Just as worrying, McInnnis said, is the message the move sends to the rest of the world, at a time when Sheet Harbour has been working hard to map its economic development, diversify its commercial mix, and strengthen its community infrastructure. “Our town is on the move,” he said. “I’m working on a project now over at the [Port of Sheet Harbour]. We’ve also got the oil rig in there. And Dexter Construction has put in a major quarry. All of this is going to create jobs.”
Boutilier agreed. Born and raised in the Sheet Harbour area, she said she’s seen a real change for the better in recent years. “We have a brand-new school, and we’re getting a new lifestyle centre. We are in the process of making our community a place that people want to be a part of.”
Neither she nor McInnis buys the argument that the move to online banking will somehow benefit Sheet Harbour, either socially or economically. “One of the things people moving here look at is the number of financial institutions,” Boutilier said. “My husband and I would rather go to the bank, because sometimes you can’t trust [online service].”

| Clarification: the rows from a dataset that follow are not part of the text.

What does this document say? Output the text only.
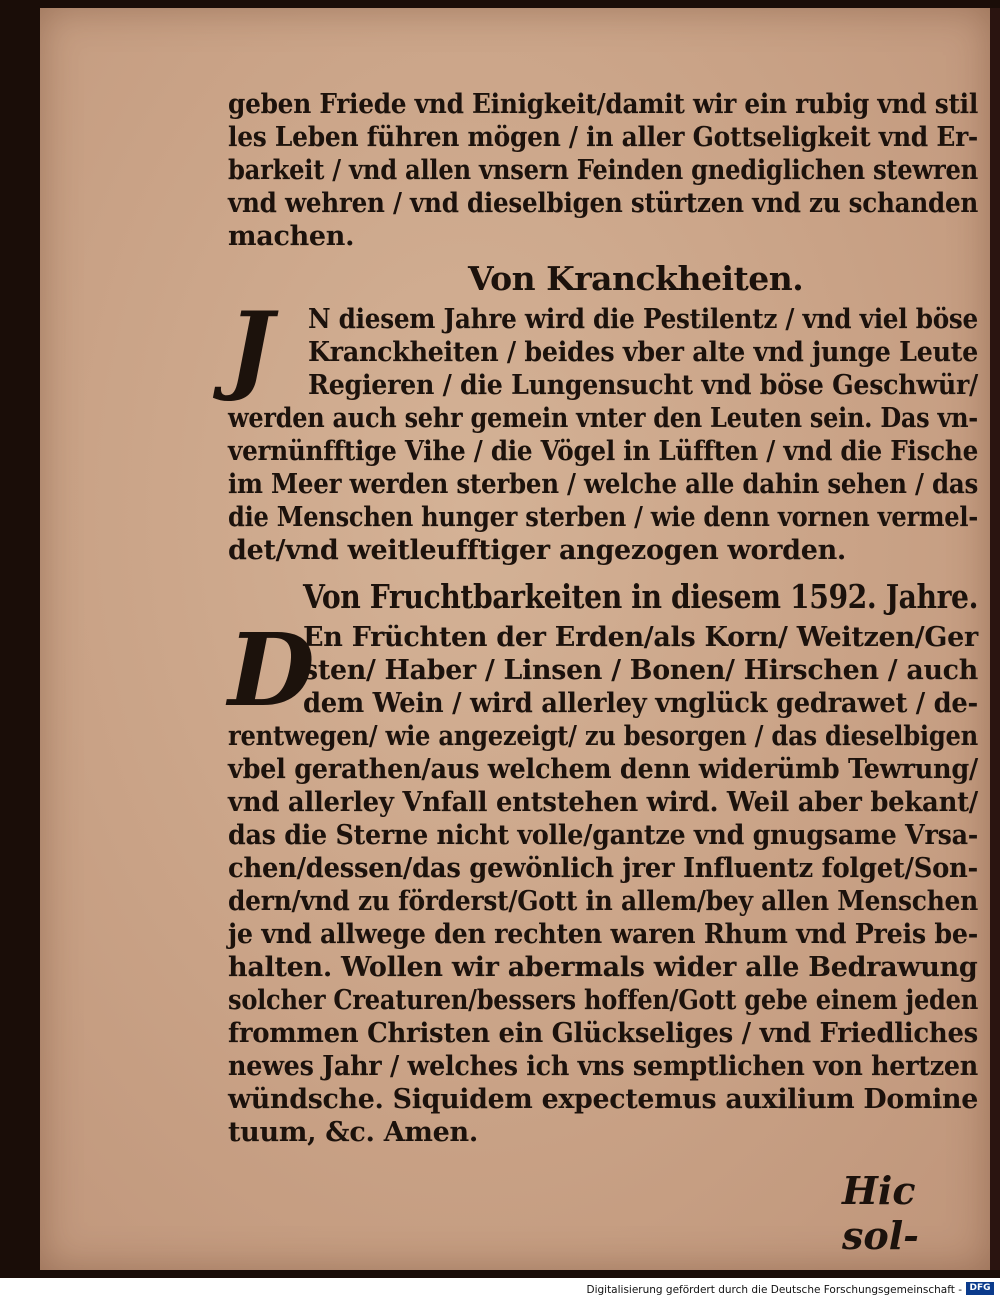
geben Friede vnd Einigkeit/damit wir ein rubig vnd stil
les Leben führen mögen / in aller Gottseligkeit vnd Er-
barkeit / vnd allen vnsern Feinden gnediglichen stewren
vnd wehren / vnd dieselbigen stürtzen vnd zu schanden
machen.
Von Kranckheiten.
N diesem Jahre wird die Pestilentz / vnd viel böse
Kranckheiten / beides vber alte vnd junge Leute
Regieren / die Lungensucht vnd böse Geschwür/
werden auch sehr gemein vnter den Leuten sein. Das vn-
vernünfftige Vihe / die Vögel in Lüfften / vnd die Fische
im Meer werden sterben / welche alle dahin sehen / das
die Menschen hunger sterben / wie denn vornen vermel-
det/vnd weitleufftiger angezogen worden.
Von Fruchtbarkeiten in diesem 1592. Jahre.
En Früchten der Erden/als Korn/ Weitzen/Ger
sten/ Haber / Linsen / Bonen/ Hirschen / auch
dem Wein / wird allerley vnglück gedrawet / de-
rentwegen/ wie angezeigt/ zu besorgen / das dieselbigen
vbel gerathen/aus welchem denn widerümb Tewrung/
vnd allerley Vnfall entstehen wird. Weil aber bekant/
das die Sterne nicht volle/gantze vnd gnugsame Vrsa-
chen/dessen/das gewönlich jrer Influentz folget/Son-
dern/vnd zu förderst/Gott in allem/bey allen Menschen
je vnd allwege den rechten waren Rhum vnd Preis be-
halten. Wollen wir abermals wider alle Bedrawung
solcher Creaturen/bessers hoffen/Gott gebe einem jeden
frommen Christen ein Glückseliges / vnd Friedliches
newes Jahr / welches ich vns semptlichen von hertzen
wündsche. Siquidem expectemus auxilium Domine
tuum, &c. Amen.
J
D
Hic sol-
Digitalisierung gefördert durch die Deutsche Forschungsgemeinschaft - DFG
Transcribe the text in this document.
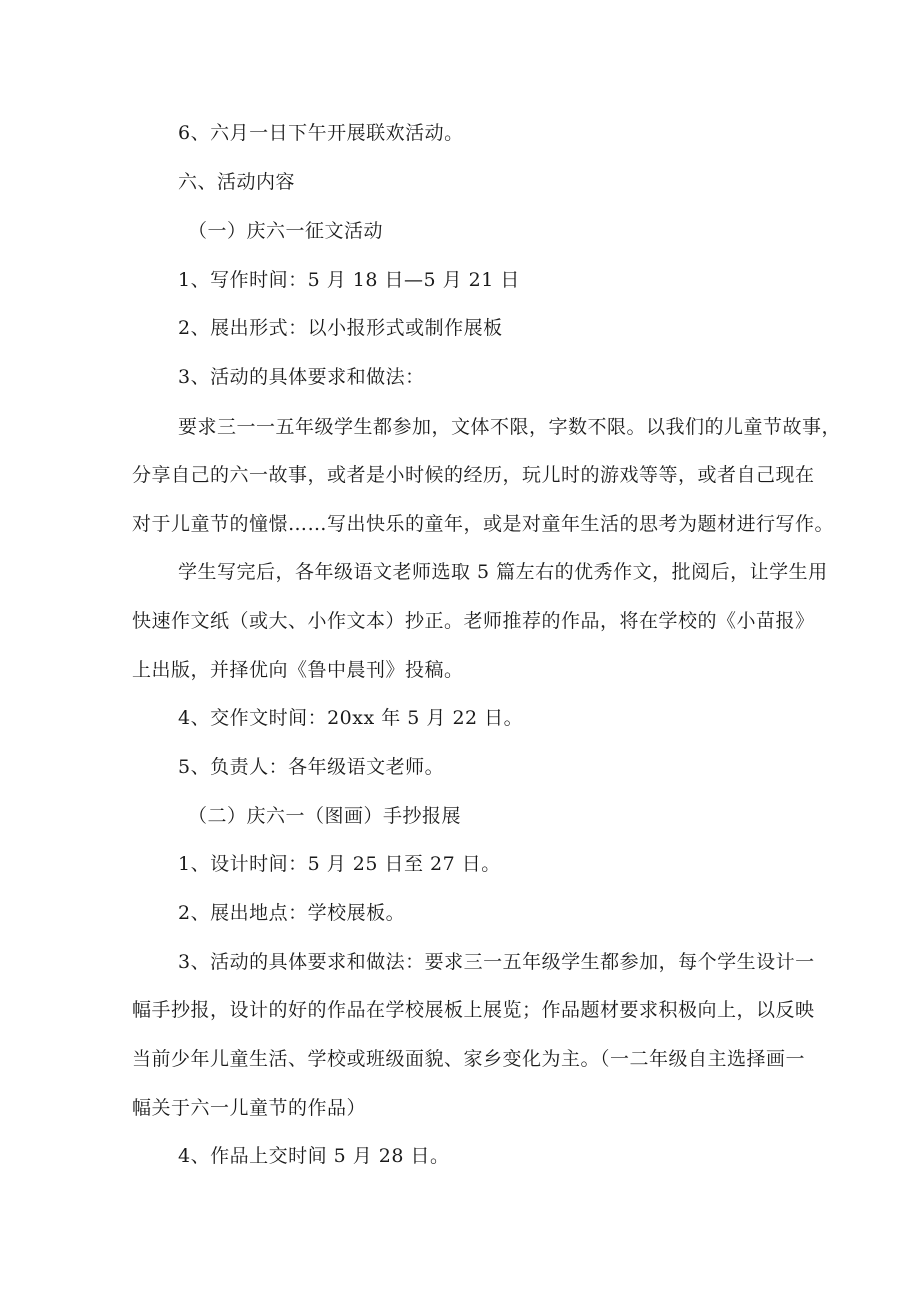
6、六月一日下午开展联欢活动。
六、活动内容
（一）庆六一征文活动
1、写作时间：5 月 18 日—5 月 21 日
2、展出形式：以小报形式或制作展板
3、活动的具体要求和做法：
要求三一一五年级学生都参加，文体不限，字数不限。以我们的儿童节故事，
分享自己的六一故事，或者是小时候的经历，玩儿时的游戏等等，或者自己现在
对于儿童节的憧憬……写出快乐的童年，或是对童年生活的思考为题材进行写作。
学生写完后，各年级语文老师选取 5 篇左右的优秀作文，批阅后，让学生用
快速作文纸（或大、小作文本）抄正。老师推荐的作品，将在学校的《小苗报》
上出版，并择优向《鲁中晨刊》投稿。
4、交作文时间：20xx 年 5 月 22 日。
5、负责人：各年级语文老师。
（二）庆六一（图画）手抄报展
1、设计时间：5 月 25 日至 27 日。
2、展出地点：学校展板。
3、活动的具体要求和做法：要求三一五年级学生都参加，每个学生设计一
幅手抄报，设计的好的作品在学校展板上展览；作品题材要求积极向上，以反映
当前少年儿童生活、学校或班级面貌、家乡变化为主。（一二年级自主选择画一
幅关于六一儿童节的作品）
4、作品上交时间 5 月 28 日。
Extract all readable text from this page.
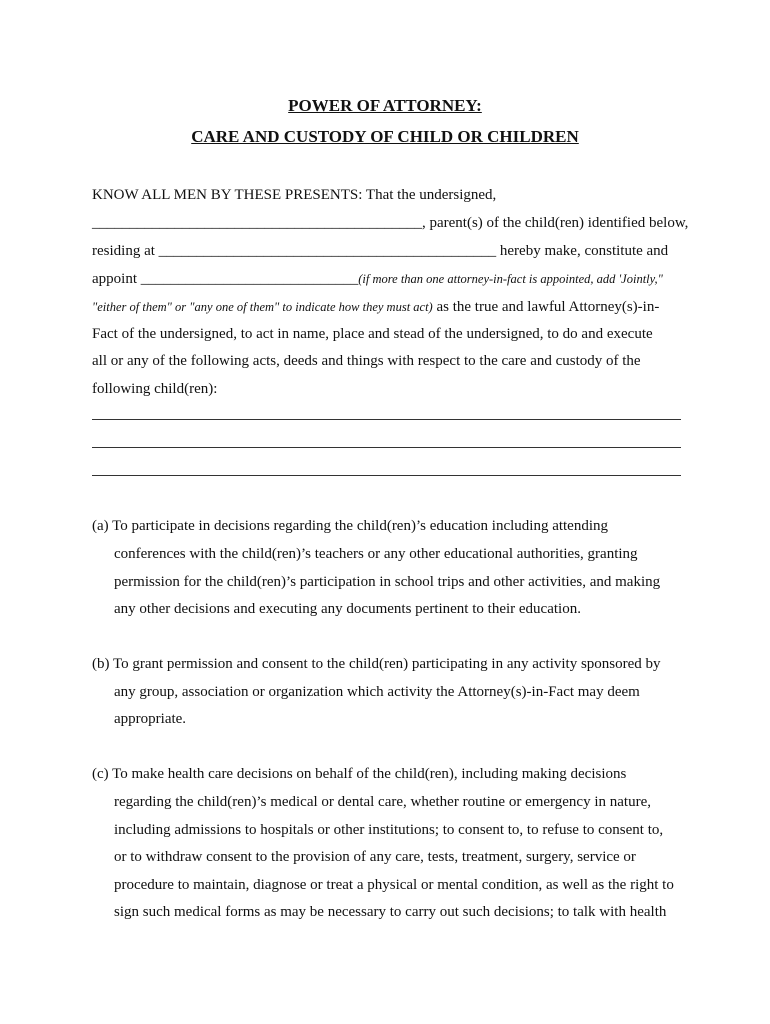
POWER OF ATTORNEY:
CARE AND CUSTODY OF CHILD OR CHILDREN
KNOW ALL MEN BY THESE PRESENTS: That the undersigned,
____________________________________________, parent(s) of the child(ren) identified below,
residing at _____________________________________________ hereby make, constitute and
appoint _____________________________(if more than one attorney-in-fact is appointed, add 'Jointly,"
"either of them" or "any one of them" to indicate how they must act) as the true and lawful Attorney(s)-in-
Fact of the undersigned, to act in name, place and stead of the undersigned, to do and execute
all or any of the following acts, deeds and things with respect to the care and custody of the
following child(ren):
(a) To participate in decisions regarding the child(ren)’s education including attending
conferences with the child(ren)’s teachers or any other educational authorities, granting
permission for the child(ren)’s participation in school trips and other activities, and making
any other decisions and executing any documents pertinent to their education.
(b) To grant permission and consent to the child(ren) participating in any activity sponsored by
any group, association or organization which activity the Attorney(s)-in-Fact may deem
appropriate.
(c) To make health care decisions on behalf of the child(ren), including making decisions
regarding the child(ren)’s medical or dental care, whether routine or emergency in nature,
including admissions to hospitals or other institutions; to consent to, to refuse to consent to,
or to withdraw consent to the provision of any care, tests, treatment, surgery, service or
procedure to maintain, diagnose or treat a physical or mental condition, as well as the right to
sign such medical forms as may be necessary to carry out such decisions; to talk with health
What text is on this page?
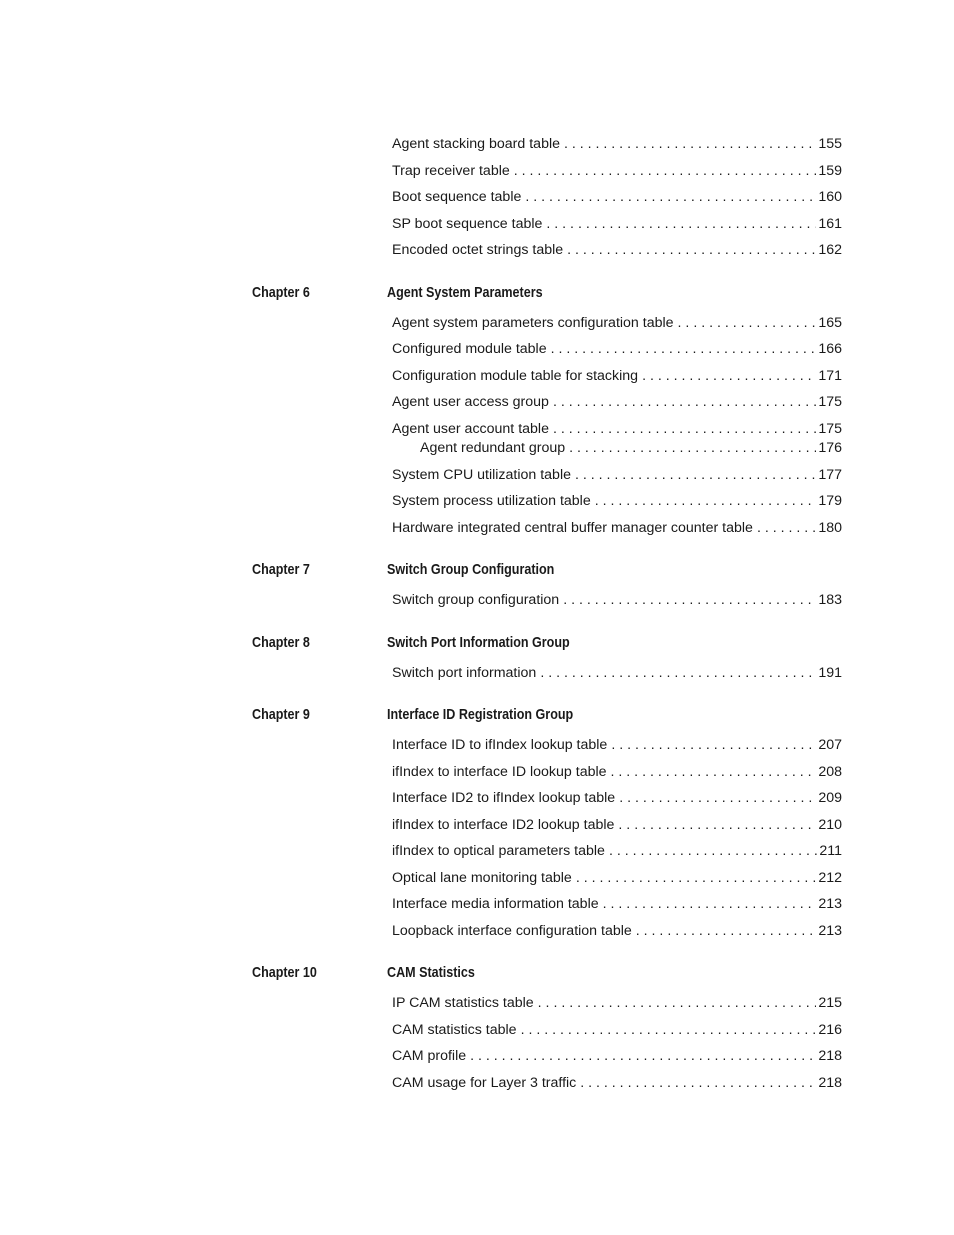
Agent stacking board table . . .	155
Trap receiver table . . .	159
Boot sequence table . . .	160
SP boot sequence table . . .	161
Encoded octet strings table . . .	162
Chapter 6	Agent System Parameters
Agent system parameters configuration table . . .	165
Configured module table . . .	166
Configuration module table for stacking . . .	171
Agent user access group . . .	175
Agent user account table . . .	175
Agent redundant group . . .	176
System CPU utilization table . . .	177
System process utilization table . . .	179
Hardware integrated central buffer manager counter table . . .	180
Chapter 7	Switch Group Configuration
Switch group configuration . . .	183
Chapter 8	Switch Port Information Group
Switch port information . . .	191
Chapter 9	Interface ID Registration Group
Interface ID to ifIndex lookup table . . .	207
ifIndex to interface ID lookup table . . .	208
Interface ID2 to ifIndex lookup table . . .	209
ifIndex to interface ID2 lookup table . . .	210
ifIndex to optical parameters table . . .	211
Optical lane monitoring table . . .	212
Interface media information table . . .	213
Loopback interface configuration table . . .	213
Chapter 10	CAM Statistics
IP CAM statistics table . . .	215
CAM statistics table . . .	216
CAM profile . . .	218
CAM usage for Layer 3 traffic . . .	218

What’s more, McInnis noted, the argument that people are increasingly eschewing in-person banking, especially in rural areas, is evidentially wrong; bank branches, he suggested, are as much community centres and gathering places as are other spaces in a small town. “The encouragement of online banking and all this type of thing is pervasive,” he said. “Apparently [we’re told] it’s becoming obsolete to visit a bank. But any time I’ve gone over there [to the Sheet Harbour branch] I’ve had to wait in line.”
Boutilier remains optimistic, if realistic, about the likely impact of her petition. “Sheet Harbour’s sidewalks are not rolling up,” she said. “We’re not just going to say, ‘Okay, go ahead and do what you want to do.’ I think we can be heard. We matter. At end of the day, that’s the bottom line.”
For now, the bank seems settled, if not especially responsive to the criticisms swirling around it.
“Our branches remain a cornerstone of how we serve our customers,” Regional Senior Vice President for Atlantic Canada, David Noel, said in the Scotiabank statement. “The branch is where we form relationships with our customers, build trust with our customers, and where many of our customers have the most important financial conversations of their lives.”